Forward looking sales organizations are already making data-driven decisions. They’re looking to consolidate information into a single source of truth, which is typically done in the CRM.
Bringing in all sales applications, marketing collateral, sales enablement assets, and sales training/coaching inside the CRM will allow the best sales teams to make strategic decisions about their sales enablement strategy because there will be no gaps in data.
The Sales Enablement Platform Of The Future
I’ve already written about this in another article, but Gartner is doing a great job laying out the foundation of the sales enablement tech landscape.
The sales enablement platforms that sales leaders will implement moving forward won’t be point applications covering a single aspect of enablement (like LMS or CMS), but the technologies that are building their platform natively on top of CRM solutions, and integrating externally with other point applications. The best platforms will be built where the most important data records reside, not trying to pull the data away from the system of record.

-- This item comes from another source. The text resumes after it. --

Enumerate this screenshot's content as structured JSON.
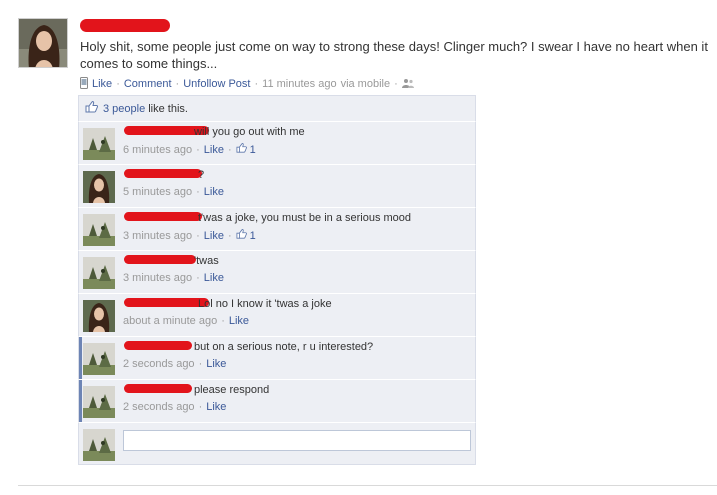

Ask yourself, how are you measuring the success of your sales enablement strategies?
What data do you report to your C-suite or board of directors? What system of record do you use to pull this data?
Can you foresee any gaps in sales performance reporting as it relates to sales enablement efforts, whether from missing information, loss of information passing through various APIs, or having to manually report on your efforts?
Do your current enablement solutions provide you with the best window into sales performance measurement, with direct attribution to your enablement efforts?
These are all questions to ask yourself as you’re thinking about the backbone of your data strategy for sales optimization.